Committee on Climate Change warns that zero carbon homes will be more likely to overheat unless rules are introduced to tackle the problem
Building regulations should include standards to prevent overheating, the government’s climate change advisor has said.
In a report, published this week, the Committee on Climate Change said that “many homes, hospitals and care homes” were already at risk of overheating and this would get worse as the UK’s climate is expected to warm.
It said the introduction of zero carbon homes standard in 2016 was “likely to exacerbate” the problem if no steps were taken to mitigate it.
It recommended that the government introduce new standards, possibly in building regulations, to mitigate the effect of overheating in new homes and other buildings.
It said: “Many homes, hospitals and care homes are already at risk of overheating. By the 2040s, half of all summers are expected to be as hot, or hotter, than in 2003 when tens of thousands of people across Europe died prematurely.
“A standard or requirement is needed in order to ensure new homes are built to take account of the health risks of overheating now and in the future.”
It also found that the UK’s infrastructure was still at increasing risk of flooding and storms and would require significant adaptation to cope with the UK’s changing climate.
Lord Krebs, chair of the Adaptation Sub-Committee of the Committee on Climate Change, which wrote the report, said there was “good evidence of positive action being taken in a number of areas to safeguard public health and the economy from the impacts of climate change”.
He added: “Despite the disruption experienced by many in the storms this winter, the impacts would have been much worse if it hadn’t been for past investment in flood defences, and in flood forecasting and emergency planning.

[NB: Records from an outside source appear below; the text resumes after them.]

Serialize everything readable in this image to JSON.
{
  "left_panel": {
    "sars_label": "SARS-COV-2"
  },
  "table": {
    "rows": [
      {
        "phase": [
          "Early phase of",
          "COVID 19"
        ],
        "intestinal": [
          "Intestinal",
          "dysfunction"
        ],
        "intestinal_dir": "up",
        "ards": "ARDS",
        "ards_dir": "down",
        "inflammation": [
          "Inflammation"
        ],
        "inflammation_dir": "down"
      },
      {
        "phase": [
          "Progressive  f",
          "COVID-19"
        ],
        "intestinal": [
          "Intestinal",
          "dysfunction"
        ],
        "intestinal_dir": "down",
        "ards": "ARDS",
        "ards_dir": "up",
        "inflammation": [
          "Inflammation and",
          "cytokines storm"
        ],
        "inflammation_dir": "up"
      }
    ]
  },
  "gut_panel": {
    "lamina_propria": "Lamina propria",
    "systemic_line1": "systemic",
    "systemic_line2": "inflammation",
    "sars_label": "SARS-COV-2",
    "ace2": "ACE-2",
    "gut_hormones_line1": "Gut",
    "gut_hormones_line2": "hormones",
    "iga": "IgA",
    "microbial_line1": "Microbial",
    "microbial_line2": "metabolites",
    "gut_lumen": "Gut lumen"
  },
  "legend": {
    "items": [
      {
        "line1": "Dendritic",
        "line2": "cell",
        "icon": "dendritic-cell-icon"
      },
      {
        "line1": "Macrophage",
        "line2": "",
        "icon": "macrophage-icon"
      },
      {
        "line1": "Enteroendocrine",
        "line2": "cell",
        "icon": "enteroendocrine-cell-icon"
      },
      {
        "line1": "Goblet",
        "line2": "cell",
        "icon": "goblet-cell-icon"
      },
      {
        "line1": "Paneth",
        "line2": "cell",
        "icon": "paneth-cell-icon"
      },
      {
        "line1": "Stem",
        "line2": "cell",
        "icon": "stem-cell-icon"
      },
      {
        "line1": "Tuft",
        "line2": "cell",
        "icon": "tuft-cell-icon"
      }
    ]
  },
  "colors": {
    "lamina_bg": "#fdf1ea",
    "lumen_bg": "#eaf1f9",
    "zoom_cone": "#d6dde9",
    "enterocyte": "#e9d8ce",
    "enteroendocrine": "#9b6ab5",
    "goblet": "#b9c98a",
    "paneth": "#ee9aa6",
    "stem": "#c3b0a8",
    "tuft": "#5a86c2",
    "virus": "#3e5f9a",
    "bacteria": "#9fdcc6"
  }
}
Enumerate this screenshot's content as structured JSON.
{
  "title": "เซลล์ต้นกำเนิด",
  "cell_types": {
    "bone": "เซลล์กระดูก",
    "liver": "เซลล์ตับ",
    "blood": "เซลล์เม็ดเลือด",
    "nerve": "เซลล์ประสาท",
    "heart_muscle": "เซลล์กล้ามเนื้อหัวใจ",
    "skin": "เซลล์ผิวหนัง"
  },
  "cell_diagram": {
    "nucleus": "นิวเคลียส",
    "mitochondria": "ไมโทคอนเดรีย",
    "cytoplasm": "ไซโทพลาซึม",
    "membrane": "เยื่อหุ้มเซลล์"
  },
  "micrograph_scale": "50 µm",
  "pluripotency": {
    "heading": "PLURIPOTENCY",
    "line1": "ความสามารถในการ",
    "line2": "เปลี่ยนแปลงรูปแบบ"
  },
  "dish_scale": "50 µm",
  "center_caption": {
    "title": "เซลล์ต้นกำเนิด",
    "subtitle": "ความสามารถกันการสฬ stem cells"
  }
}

“This is a clear demonstration of the benefits that result from investing in greater resilience, but there is no room for complacency.”
David Balmforth, vice president of the Institution of Civil Engineers, said the committee was right to call for a “more comprehensive approach to UK flood resilience” and the UK’s plans needed to “better reflect interdependencies – or the “domino effect” that can be felt across energy, transport, water and waste networks when a flood defence is overwhelmed”.